Welches Finanzgericht ist für mich zuständig? Wann brauche ich es? Was passiert, wenn ich mit dem Urteil nicht einverstanden bin? Wir sagen es Ihnen.

Beweise liefern, Gutachten bezahlen, Akten wälzen und jahrelang Papierkrieg führen: Vor Gericht klagen ist für die meisten eine absolute Horrorvorstellung. Und ja, auch ein Verfahren vor dem Finanzgericht kann lange dauern. Trotzdem sind gerade Finanzgerichte eine verbraucherfreundliche Einrichtung. Hier können Sie sich als Steuerzahler/in gegen die Finanzverwaltung wehren, wenn Sie sich ungerecht behandelt fühlen.

Welche Aufgaben hat ein Finanzgericht?

Nehmen wir einmal Folgendes an: Sie haben Ihre Steuererklärung abgegeben, erhalten nach einigen Wochen Ihren Steuerbescheid vom Finanzamt und Sie sind mit dem Ergebnis gar nicht zufrieden. Jetzt haben Sie zwei Möglichkeiten: Entweder Sie nehmen das ganz einfach hin, oder aber Sie legen Einspruch gegen den Steuerbescheid ein. Dafür haben Sie einen Monat Zeit.

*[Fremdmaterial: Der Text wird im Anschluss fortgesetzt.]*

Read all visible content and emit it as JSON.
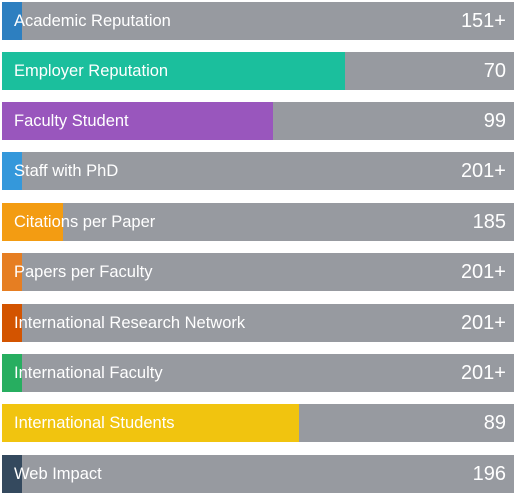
{
  "rankings": [
    {
      "label": "Academic Reputation",
      "value": "151+",
      "fill_fraction": 0.04,
      "color": "#2d7fc0"
    },
    {
      "label": "Employer Reputation",
      "value": "70",
      "fill_fraction": 0.67,
      "color": "#1bbf9d"
    },
    {
      "label": "Faculty Student",
      "value": "99",
      "fill_fraction": 0.53,
      "color": "#9956bd"
    },
    {
      "label": "Staff with PhD",
      "value": "201+",
      "fill_fraction": 0.04,
      "color": "#3498db"
    },
    {
      "label": "Citations per Paper",
      "value": "185",
      "fill_fraction": 0.12,
      "color": "#f39c12"
    },
    {
      "label": "Papers per Faculty",
      "value": "201+",
      "fill_fraction": 0.04,
      "color": "#e67e22"
    },
    {
      "label": "International Research Network",
      "value": "201+",
      "fill_fraction": 0.04,
      "color": "#d35400"
    },
    {
      "label": "International Faculty",
      "value": "201+",
      "fill_fraction": 0.04,
      "color": "#27ae60"
    },
    {
      "label": "International Students",
      "value": "89",
      "fill_fraction": 0.58,
      "color": "#f1c40f"
    },
    {
      "label": "Web Impact",
      "value": "196",
      "fill_fraction": 0.04,
      "color": "#34495e"
    }
  ]
}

Wie das genau funktioniert und was danach zunächst passiert, erfahren Sie in unserem Artikel Falscher Steuerbescheid, was nun?

Ist die endgültige Einspruchsentscheidung des Finanzamts für Sie nicht akzeptabel, können Sie sich an Ihr zuständiges Finanzgericht wenden. Denn als obere Gerichte des Landes entscheiden Finanzgerichte in erster Instanz über alle Klagen gegen Finanzbehörden in Steuer- und Zollsachen sowie in Kindergeldstreitigkeiten.

Grundsätzlich gilt: Nur wer Einspruch gegen seinen Steuerbescheid eingelegt hat und dabei entweder ganz oder zu einem Teil erfolglos geblieben ist, kann vor dem Finanzgericht klagen.

Wie viele Finanzgerichte gibt es in Deutschland und welches davon ist für mich zuständig?

In jedem Bundesland gibt es mindestens ein Finanzgericht, kurz FG. Für Ihre Klage ist immer das Finanzgericht zuständig, das in Ihrem Bundesland sitzt. Leben Sie beispielsweise in Baden-Württemberg, klagen Sie vor dem Finanzgericht Stuttgart.

Übrigens:

Welches Gericht für Sie zuständig ist, steht auch auf der Einspruchsentscheidung, die Sie von Ihrem Finanzamt bekommen haben. Das Stichwort lautet Rechtsbehelfsbelehrung.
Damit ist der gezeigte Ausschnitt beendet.